At the OCB Figure Competition

At the OCB Figure Competition
Leslie celebrates completion of her first competition!

Leslie's Story in Brief...

46-year-old breast cancer survivor

diagnosed in March 2009

final surgery on June 4, 2010

Professor of Health and Exercise Science at Rowan University

Pastor's wife (of Stuart Spencer, Thompson Memorial Presbyterian Church in New Hope, PA)

Mother of Sam (age 12) and Miles (age 7)

Trained all through chemotherapy and radiation

Completed her first body building competition EVER on August 28, 2010!!

Sunday, July 18, 2010

Feeling Fear and Not Giving Up

Eight weeks prior to the competition, I participated in my first posing class.  The two-hour class, led by Joe Franco and his assistant, Lisa, was terrific.  Joe and Lisa provided the right balance of encouragement and constructive criticism.  The five other women in the class were friendly.  I learned A LOT about posing and how much I needed to practice to be ready for the figure show.

The class marked a turning point for me, though, in terms of the reality of what I had committed to do.  Up until that point, the competition seemed far away and sort of vague in my mind.  Participating in the class, however, made it much more concrete and imminent, and I understood for the first time how much of a novice I am at this whole venture.  The good news is that I didn't feel completely over my head.  I may have been the least proficient member of the class, but I kept up.  Still, it was intimidating.  Posing is a lot like ballet.  The experts make it look effortless, masking the years of practice it takes to gain mastery of the skill.  It isn't beyond my ability to pose well, but it will take months of daily practice, in addition to the rest of my training, to become even moderately good at it.

So I started feeling some fear and anxiety about the show.  What if I make a mistake on stage?  Fall off my shoes?  What if my body isn't developed enough?  Suppose the judges give me really low scores?  How will I feel if I come in dead last in both divisions in which I'm competing?

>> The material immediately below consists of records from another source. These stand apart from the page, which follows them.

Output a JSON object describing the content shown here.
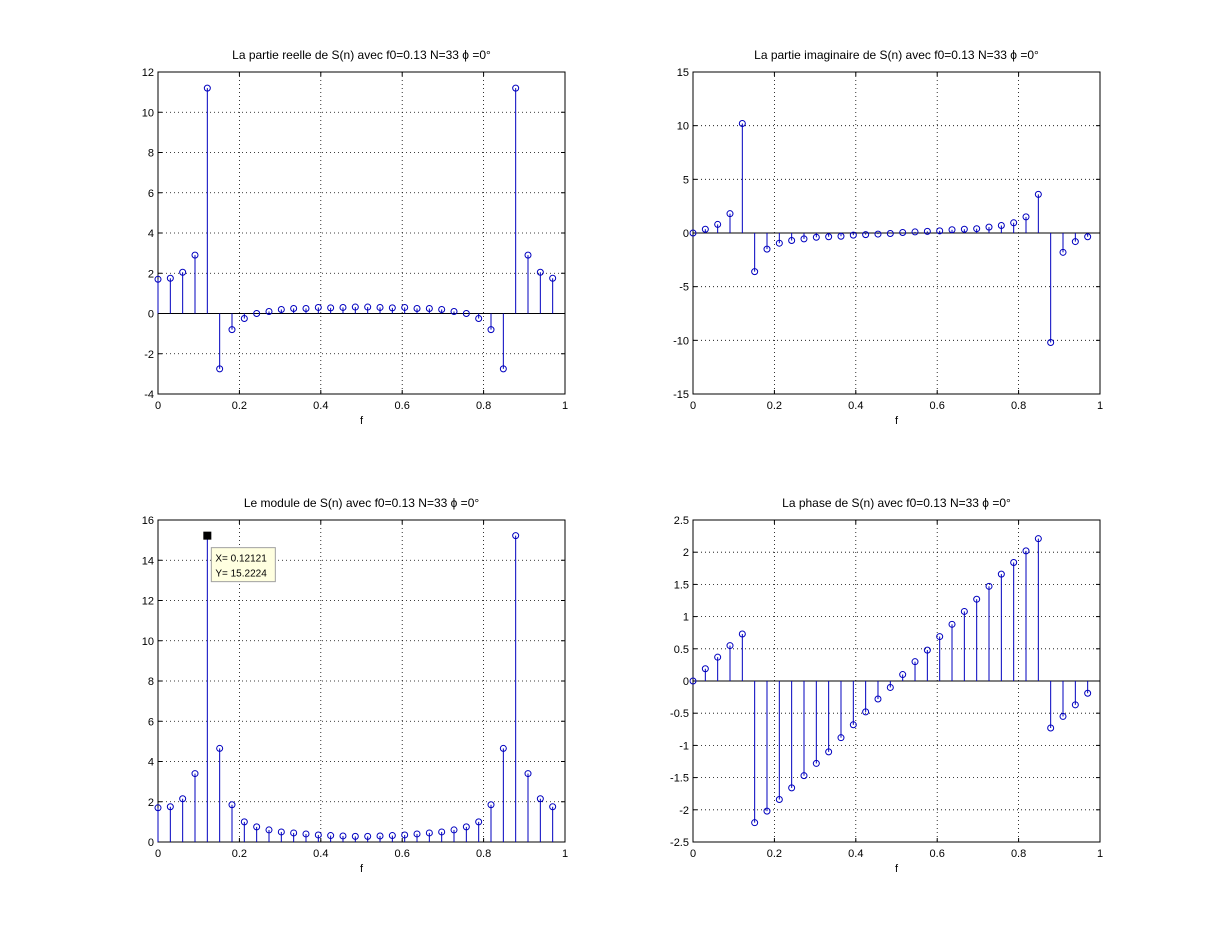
{
  "figure": {
    "background": "#ffffff",
    "stem_color": "#0000bf",
    "axis_color": "#000000",
    "grid_color": "#000000"
  },
  "chart_data": [
    {
      "type": "stem",
      "title": "La partie reelle de S(n) avec f0=0.13 N=33 ϕ =0°",
      "xlabel": "f",
      "ylabel": "",
      "xlim": [
        0,
        1
      ],
      "ylim": [
        -4,
        12
      ],
      "xticks": [
        "0",
        "0.2",
        "0.4",
        "0.6",
        "0.8",
        "1"
      ],
      "xtick_values": [
        0,
        0.2,
        0.4,
        0.6,
        0.8,
        1
      ],
      "yticks": [
        "-4",
        "-2",
        "0",
        "2",
        "4",
        "6",
        "8",
        "10",
        "12"
      ],
      "ytick_values": [
        -4,
        -2,
        0,
        2,
        4,
        6,
        8,
        10,
        12
      ],
      "grid": true,
      "x": [
        0,
        0.0303,
        0.0606,
        0.0909,
        0.1212,
        0.1515,
        0.1818,
        0.2121,
        0.2424,
        0.2727,
        0.303,
        0.3333,
        0.3636,
        0.3939,
        0.4242,
        0.4545,
        0.4848,
        0.5152,
        0.5455,
        0.5758,
        0.6061,
        0.6364,
        0.6667,
        0.697,
        0.7273,
        0.7576,
        0.7879,
        0.8182,
        0.8485,
        0.8788,
        0.9091,
        0.9394,
        0.9697
      ],
      "y": [
        1.7,
        1.75,
        2.05,
        2.9,
        11.2,
        -2.75,
        -0.8,
        -0.25,
        0.0,
        0.1,
        0.2,
        0.25,
        0.25,
        0.3,
        0.28,
        0.3,
        0.32,
        0.32,
        0.3,
        0.28,
        0.3,
        0.25,
        0.25,
        0.2,
        0.1,
        0.0,
        -0.25,
        -0.8,
        -2.75,
        11.2,
        2.9,
        2.05,
        1.75
      ]
    },
    {
      "type": "stem",
      "title": "La partie imaginaire de S(n) avec f0=0.13 N=33 ϕ =0°",
      "xlabel": "f",
      "ylabel": "",
      "xlim": [
        0,
        1
      ],
      "ylim": [
        -15,
        15
      ],
      "xticks": [
        "0",
        "0.2",
        "0.4",
        "0.6",
        "0.8",
        "1"
      ],
      "xtick_values": [
        0,
        0.2,
        0.4,
        0.6,
        0.8,
        1
      ],
      "yticks": [
        "-15",
        "-10",
        "-5",
        "0",
        "5",
        "10",
        "15"
      ],
      "ytick_values": [
        -15,
        -10,
        -5,
        0,
        5,
        10,
        15
      ],
      "grid": true,
      "x": [
        0,
        0.0303,
        0.0606,
        0.0909,
        0.1212,
        0.1515,
        0.1818,
        0.2121,
        0.2424,
        0.2727,
        0.303,
        0.3333,
        0.3636,
        0.3939,
        0.4242,
        0.4545,
        0.4848,
        0.5152,
        0.5455,
        0.5758,
        0.6061,
        0.6364,
        0.6667,
        0.697,
        0.7273,
        0.7576,
        0.7879,
        0.8182,
        0.8485,
        0.8788,
        0.9091,
        0.9394,
        0.9697
      ],
      "y": [
        0,
        0.35,
        0.8,
        1.8,
        10.2,
        -3.6,
        -1.5,
        -0.95,
        -0.7,
        -0.55,
        -0.4,
        -0.35,
        -0.3,
        -0.2,
        -0.15,
        -0.1,
        -0.05,
        0.05,
        0.1,
        0.15,
        0.2,
        0.3,
        0.35,
        0.4,
        0.55,
        0.7,
        0.95,
        1.5,
        3.6,
        -10.2,
        -1.8,
        -0.8,
        -0.35
      ]
    },
    {
      "type": "stem",
      "title": "Le module de S(n) avec f0=0.13 N=33 ϕ =0°",
      "xlabel": "f",
      "ylabel": "",
      "xlim": [
        0,
        1
      ],
      "ylim": [
        0,
        16
      ],
      "xticks": [
        "0",
        "0.2",
        "0.4",
        "0.6",
        "0.8",
        "1"
      ],
      "xtick_values": [
        0,
        0.2,
        0.4,
        0.6,
        0.8,
        1
      ],
      "yticks": [
        "0",
        "2",
        "4",
        "6",
        "8",
        "10",
        "12",
        "14",
        "16"
      ],
      "ytick_values": [
        0,
        2,
        4,
        6,
        8,
        10,
        12,
        14,
        16
      ],
      "grid": true,
      "x": [
        0,
        0.0303,
        0.0606,
        0.0909,
        0.1212,
        0.1515,
        0.1818,
        0.2121,
        0.2424,
        0.2727,
        0.303,
        0.3333,
        0.3636,
        0.3939,
        0.4242,
        0.4545,
        0.4848,
        0.5152,
        0.5455,
        0.5758,
        0.6061,
        0.6364,
        0.6667,
        0.697,
        0.7273,
        0.7576,
        0.7879,
        0.8182,
        0.8485,
        0.8788,
        0.9091,
        0.9394,
        0.9697
      ],
      "y": [
        1.7,
        1.75,
        2.15,
        3.4,
        15.2224,
        4.65,
        1.85,
        1.0,
        0.75,
        0.6,
        0.5,
        0.45,
        0.4,
        0.35,
        0.32,
        0.3,
        0.28,
        0.28,
        0.3,
        0.32,
        0.35,
        0.4,
        0.45,
        0.5,
        0.6,
        0.75,
        1.0,
        1.85,
        4.65,
        15.2224,
        3.4,
        2.15,
        1.75
      ],
      "datatip": {
        "x_value": 0.12121,
        "y_value": 15.2224,
        "x_text": "X= 0.12121",
        "y_text": "Y= 15.2224",
        "background": "#ffffe0",
        "border": "#a0a0a0"
      }
    },
    {
      "type": "stem",
      "title": "La phase de S(n) avec f0=0.13 N=33 ϕ =0°",
      "xlabel": "f",
      "ylabel": "",
      "xlim": [
        0,
        1
      ],
      "ylim": [
        -2.5,
        2.5
      ],
      "xticks": [
        "0",
        "0.2",
        "0.4",
        "0.6",
        "0.8",
        "1"
      ],
      "xtick_values": [
        0,
        0.2,
        0.4,
        0.6,
        0.8,
        1
      ],
      "yticks": [
        "-2.5",
        "-2",
        "-1.5",
        "-1",
        "-0.5",
        "0",
        "0.5",
        "1",
        "1.5",
        "2",
        "2.5"
      ],
      "ytick_values": [
        -2.5,
        -2,
        -1.5,
        -1,
        -0.5,
        0,
        0.5,
        1,
        1.5,
        2,
        2.5
      ],
      "grid": true,
      "x": [
        0,
        0.0303,
        0.0606,
        0.0909,
        0.1212,
        0.1515,
        0.1818,
        0.2121,
        0.2424,
        0.2727,
        0.303,
        0.3333,
        0.3636,
        0.3939,
        0.4242,
        0.4545,
        0.4848,
        0.5152,
        0.5455,
        0.5758,
        0.6061,
        0.6364,
        0.6667,
        0.697,
        0.7273,
        0.7576,
        0.7879,
        0.8182,
        0.8485,
        0.8788,
        0.9091,
        0.9394,
        0.9697
      ],
      "y": [
        0,
        0.19,
        0.37,
        0.55,
        0.73,
        -2.2,
        -2.02,
        -1.84,
        -1.66,
        -1.47,
        -1.28,
        -1.1,
        -0.88,
        -0.68,
        -0.48,
        -0.28,
        -0.1,
        0.1,
        0.3,
        0.48,
        0.69,
        0.88,
        1.08,
        1.27,
        1.47,
        1.66,
        1.84,
        2.02,
        2.21,
        -0.73,
        -0.55,
        -0.37,
        -0.19
      ]
    }
  ]
}
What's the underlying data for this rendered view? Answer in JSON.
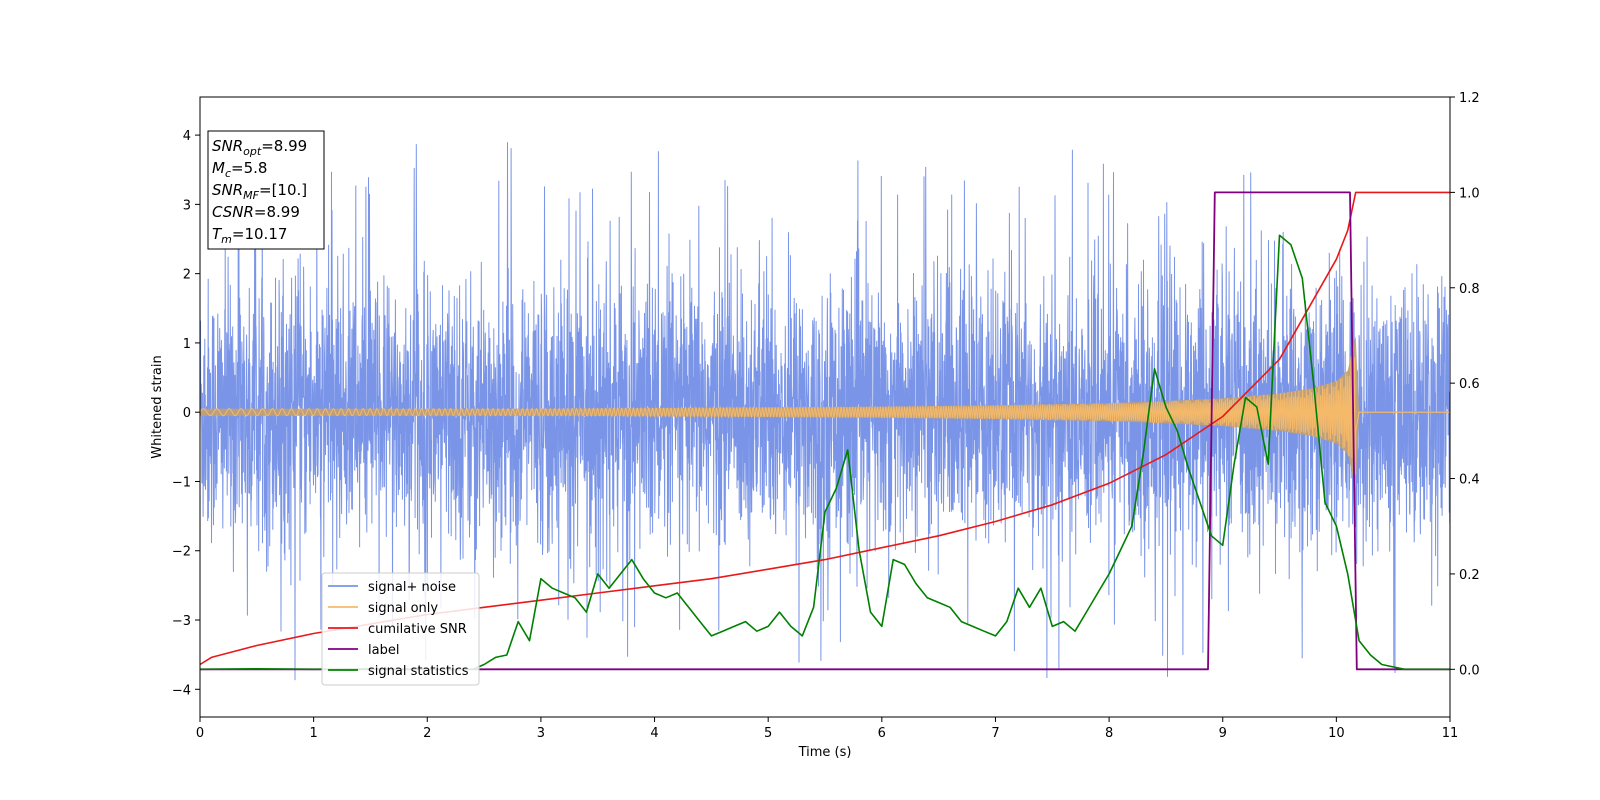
{
  "chart_data": {
    "type": "line",
    "xlabel": "Time (s)",
    "ylabel": "Whitened strain",
    "xlim": [
      0,
      11
    ],
    "ylim_left": [
      -4.4,
      4.55
    ],
    "ylim_right": [
      -0.1,
      1.2
    ],
    "x_ticks": [
      0,
      1,
      2,
      3,
      4,
      5,
      6,
      7,
      8,
      9,
      10,
      11
    ],
    "y_ticks_left": [
      -4,
      -3,
      -2,
      -1,
      0,
      1,
      2,
      3,
      4
    ],
    "y_ticks_right": [
      "0.0",
      "0.2",
      "0.4",
      "0.6",
      "0.8",
      "1.0",
      "1.2"
    ],
    "grid": false,
    "legend_location": "lower-left",
    "info_box": {
      "lines": [
        {
          "label": "SNR",
          "sub": "opt",
          "value": "=8.99"
        },
        {
          "label": "M",
          "sub": "c",
          "value": "=5.8"
        },
        {
          "label": "SNR",
          "sub": "MF",
          "value": "=[10.]"
        },
        {
          "label": "CSNR",
          "sub": "",
          "value": "=8.99"
        },
        {
          "label": "T",
          "sub": "m",
          "value": "=10.17"
        }
      ]
    },
    "series": [
      {
        "name": "signal+ noise",
        "axis": "left",
        "color": "#7a95e8",
        "description_values": {
          "typical_envelope": [
            -2.2,
            2.2
          ],
          "max_spikes": [
            4.17,
            -3.95
          ]
        }
      },
      {
        "name": "signal only",
        "axis": "left",
        "color": "#f5b96a",
        "envelope_x": [
          0,
          1,
          2,
          3,
          4,
          5,
          6,
          7,
          8,
          8.5,
          9,
          9.5,
          9.8,
          10.0,
          10.1,
          10.17,
          10.2,
          11
        ],
        "envelope_y": [
          0.05,
          0.05,
          0.05,
          0.05,
          0.06,
          0.07,
          0.08,
          0.1,
          0.13,
          0.16,
          0.2,
          0.27,
          0.35,
          0.45,
          0.6,
          1.1,
          0.01,
          0.01
        ]
      },
      {
        "name": "cumilative SNR",
        "axis": "right",
        "color": "#e8191b",
        "x": [
          0,
          0.1,
          0.5,
          1,
          1.5,
          2,
          2.5,
          3,
          3.5,
          4,
          4.5,
          5,
          5.5,
          6,
          6.5,
          7,
          7.5,
          8,
          8.5,
          9,
          9.5,
          10,
          10.1,
          10.17,
          10.2,
          11
        ],
        "values": [
          0.01,
          0.025,
          0.05,
          0.075,
          0.095,
          0.115,
          0.13,
          0.145,
          0.16,
          0.175,
          0.19,
          0.21,
          0.23,
          0.255,
          0.28,
          0.31,
          0.345,
          0.39,
          0.45,
          0.53,
          0.65,
          0.86,
          0.92,
          1.0,
          1.0,
          1.0
        ]
      },
      {
        "name": "label",
        "axis": "right",
        "color": "#800080",
        "x": [
          0,
          8.87,
          8.93,
          10.12,
          10.18,
          11
        ],
        "values": [
          0,
          0,
          1,
          1,
          0,
          0
        ]
      },
      {
        "name": "signal statistics",
        "axis": "right",
        "color": "#008000",
        "x": [
          0,
          0.5,
          1,
          1.5,
          2,
          2.4,
          2.5,
          2.6,
          2.7,
          2.8,
          2.9,
          3.0,
          3.1,
          3.2,
          3.3,
          3.4,
          3.5,
          3.6,
          3.7,
          3.8,
          3.9,
          4.0,
          4.1,
          4.2,
          4.3,
          4.4,
          4.5,
          4.6,
          4.7,
          4.8,
          4.9,
          5.0,
          5.1,
          5.2,
          5.3,
          5.4,
          5.5,
          5.6,
          5.7,
          5.8,
          5.9,
          6.0,
          6.1,
          6.2,
          6.3,
          6.4,
          6.5,
          6.6,
          6.7,
          6.8,
          6.9,
          7.0,
          7.1,
          7.2,
          7.3,
          7.4,
          7.5,
          7.6,
          7.7,
          7.8,
          7.9,
          8.0,
          8.1,
          8.2,
          8.3,
          8.4,
          8.5,
          8.6,
          8.7,
          8.8,
          8.9,
          9.0,
          9.1,
          9.2,
          9.3,
          9.4,
          9.5,
          9.6,
          9.7,
          9.8,
          9.9,
          10.0,
          10.1,
          10.2,
          10.3,
          10.4,
          10.6,
          11
        ],
        "values": [
          0.0,
          0.001,
          0.0,
          0.001,
          0.0,
          0.0,
          0.01,
          0.025,
          0.03,
          0.1,
          0.06,
          0.19,
          0.17,
          0.16,
          0.15,
          0.12,
          0.2,
          0.17,
          0.2,
          0.23,
          0.19,
          0.16,
          0.15,
          0.16,
          0.13,
          0.1,
          0.07,
          0.08,
          0.09,
          0.1,
          0.08,
          0.09,
          0.12,
          0.09,
          0.07,
          0.13,
          0.33,
          0.38,
          0.46,
          0.25,
          0.12,
          0.09,
          0.23,
          0.22,
          0.18,
          0.15,
          0.14,
          0.13,
          0.1,
          0.09,
          0.08,
          0.07,
          0.1,
          0.17,
          0.13,
          0.17,
          0.09,
          0.1,
          0.08,
          0.12,
          0.16,
          0.2,
          0.25,
          0.3,
          0.45,
          0.63,
          0.55,
          0.5,
          0.42,
          0.35,
          0.28,
          0.26,
          0.43,
          0.57,
          0.55,
          0.43,
          0.91,
          0.89,
          0.82,
          0.6,
          0.35,
          0.3,
          0.2,
          0.06,
          0.03,
          0.01,
          0.0,
          0.0
        ]
      }
    ]
  }
}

It took a day or two of thinking through these questions before I could make peace with my fears.  If I fall or otherwise make a mistake on  stage, I will just keep smiling and get back into position.  It would not be the first public mistake I've made on a stage.  (I have a history of singing, acting and public speaking.)  I reminded myself that this is just my first competition; I have more ahead in which to perfect my performance.  I also decided that my rank order in comparison to the other competitors is not as important as my actual score.  If my division includes fellow competitors who are all very well prepared, my score could be respectable for a beginner and still be the lowest in my group.  Beyond that, I remembered that I am doing this for some very important reasons besides my score.  I decided that, when competition day arrives and I walk onto the stage, I will remember that this is my victory walk over cancer, and that I am doing this to encourage and inspire everyone who faces a hardship and perseveres to reach a goal.  Finally, this is an act of worship for me, as I show my thanks to God for giving me such a healthy, beautiful body and for healing me of my cancer.